Fact and dimension tables in a dimensional model (The Data Warehouse Toolkit by Ralph Kimball and Margy Ross)

As seen in the figure above, the fact table contains foreign keys to all the dimension tables. A good decision is to use surrogate keys for all fact and dimension tables that do not have business meaning. 

So a data mart models one business process by constructing a star schema composed of a fact table and surrounding dimension tables. Sometimes there is a need to construct more star schemas in order to respond to all possible queries about a business process. TODO (discuss about types of grains: transaction, snapshot, accumulating snapshot)
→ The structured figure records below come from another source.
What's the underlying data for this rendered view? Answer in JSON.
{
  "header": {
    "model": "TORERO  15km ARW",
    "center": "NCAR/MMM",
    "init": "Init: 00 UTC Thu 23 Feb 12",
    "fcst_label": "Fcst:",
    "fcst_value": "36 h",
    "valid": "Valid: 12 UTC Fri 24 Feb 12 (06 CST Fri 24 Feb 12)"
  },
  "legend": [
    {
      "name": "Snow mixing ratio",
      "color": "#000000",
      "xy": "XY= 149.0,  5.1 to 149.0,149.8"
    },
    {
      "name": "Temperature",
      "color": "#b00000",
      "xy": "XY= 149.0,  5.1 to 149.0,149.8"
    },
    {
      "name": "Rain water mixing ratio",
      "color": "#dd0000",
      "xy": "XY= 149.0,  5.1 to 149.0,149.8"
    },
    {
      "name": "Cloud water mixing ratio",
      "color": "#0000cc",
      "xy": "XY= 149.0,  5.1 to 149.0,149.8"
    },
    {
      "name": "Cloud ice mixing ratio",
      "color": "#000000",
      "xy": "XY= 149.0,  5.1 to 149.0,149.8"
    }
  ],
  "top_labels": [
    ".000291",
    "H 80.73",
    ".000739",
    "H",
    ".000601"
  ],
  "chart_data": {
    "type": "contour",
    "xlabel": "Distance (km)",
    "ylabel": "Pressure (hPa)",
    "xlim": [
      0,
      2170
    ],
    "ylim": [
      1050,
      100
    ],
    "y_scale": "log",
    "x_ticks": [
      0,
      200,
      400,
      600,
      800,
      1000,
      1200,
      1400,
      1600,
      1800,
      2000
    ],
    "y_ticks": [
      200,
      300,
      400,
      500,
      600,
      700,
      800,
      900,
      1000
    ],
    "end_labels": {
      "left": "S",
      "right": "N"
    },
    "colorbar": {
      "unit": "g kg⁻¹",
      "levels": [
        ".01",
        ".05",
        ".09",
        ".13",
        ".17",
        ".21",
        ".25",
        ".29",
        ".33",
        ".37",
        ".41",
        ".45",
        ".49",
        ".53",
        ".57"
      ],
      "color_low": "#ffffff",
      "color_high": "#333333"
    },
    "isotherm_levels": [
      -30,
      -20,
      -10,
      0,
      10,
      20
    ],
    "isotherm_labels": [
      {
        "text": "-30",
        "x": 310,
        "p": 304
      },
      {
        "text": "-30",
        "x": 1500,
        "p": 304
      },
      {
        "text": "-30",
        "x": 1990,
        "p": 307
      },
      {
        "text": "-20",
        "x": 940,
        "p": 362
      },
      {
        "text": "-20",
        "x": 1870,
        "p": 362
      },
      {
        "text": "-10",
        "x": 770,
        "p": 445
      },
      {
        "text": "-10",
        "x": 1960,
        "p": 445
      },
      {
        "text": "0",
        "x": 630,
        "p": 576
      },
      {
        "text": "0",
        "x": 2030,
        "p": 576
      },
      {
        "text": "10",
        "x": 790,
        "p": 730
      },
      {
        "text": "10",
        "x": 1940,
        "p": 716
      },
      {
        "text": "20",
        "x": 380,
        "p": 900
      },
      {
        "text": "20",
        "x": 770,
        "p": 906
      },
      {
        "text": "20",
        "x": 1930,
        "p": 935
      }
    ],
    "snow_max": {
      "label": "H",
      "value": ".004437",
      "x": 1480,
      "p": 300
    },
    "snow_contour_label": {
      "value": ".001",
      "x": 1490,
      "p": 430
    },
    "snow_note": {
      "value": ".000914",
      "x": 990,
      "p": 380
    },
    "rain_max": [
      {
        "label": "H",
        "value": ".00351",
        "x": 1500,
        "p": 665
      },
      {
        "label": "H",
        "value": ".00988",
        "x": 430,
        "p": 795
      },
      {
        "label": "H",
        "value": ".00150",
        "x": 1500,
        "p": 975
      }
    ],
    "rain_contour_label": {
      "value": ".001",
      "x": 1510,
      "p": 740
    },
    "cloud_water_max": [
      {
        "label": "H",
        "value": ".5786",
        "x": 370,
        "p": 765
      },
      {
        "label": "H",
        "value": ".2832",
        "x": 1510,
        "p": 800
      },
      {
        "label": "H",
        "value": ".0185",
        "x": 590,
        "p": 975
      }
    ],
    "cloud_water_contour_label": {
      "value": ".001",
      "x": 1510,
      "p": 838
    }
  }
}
Here are some characteristics of facts and dimensions.

Fact tables
  •  Fact tables stores mainly additive numeric measurements, but it can also store semi-additive and non additive measurements.
  •  The fact table is in a many to many relationship to its dimension tables (Ex: one measurement can refer different dates and one date can be referred by different measurements).
  • In a dimensional database only facts have composite primary keys, usually composed by the primary keys to the dimension tables. A unique combination of dimension values should point to a single measurement. 
Dimension Tables:
  • Dimension table attributes give the query constraints, groupings and report labels.
  • Dimension tables usually have many textual descriptive columns (can have 50-100 columns).Dimension attributes should be verbose business terminology because they implement the interface to the data warehouse
  • Dimensions are the entry points in a fact table, without them a fact table can not be interpreted.
  • Dimension tables have a single primary key which should be a surrogate key.
  • Dimensions should not be normalized.
Why use Dimensional Modeling?
  •  The dimensions being not normalized results in better user understandability of the design. A normalization example would be storing product brands in a different table and not duplicating data in the product dimension, but linking to the new brands table. Taking this approach to the hole would make it hard to understand for the users.
  • Query performance is also achieved by not normalizing the dimension tables. The space loss is not so great because dimensions usually do not have a large number of rows and take only about 10% of the total data warehouse space.
  • If good granularity is considered for the dimensions, the data warehouse becomes resilient to change, in the sense that it is prepared to answer queries that have not yet been asked. 

1 comment:

  1. Thanks, this was a useful briefing on dimension and fact tables.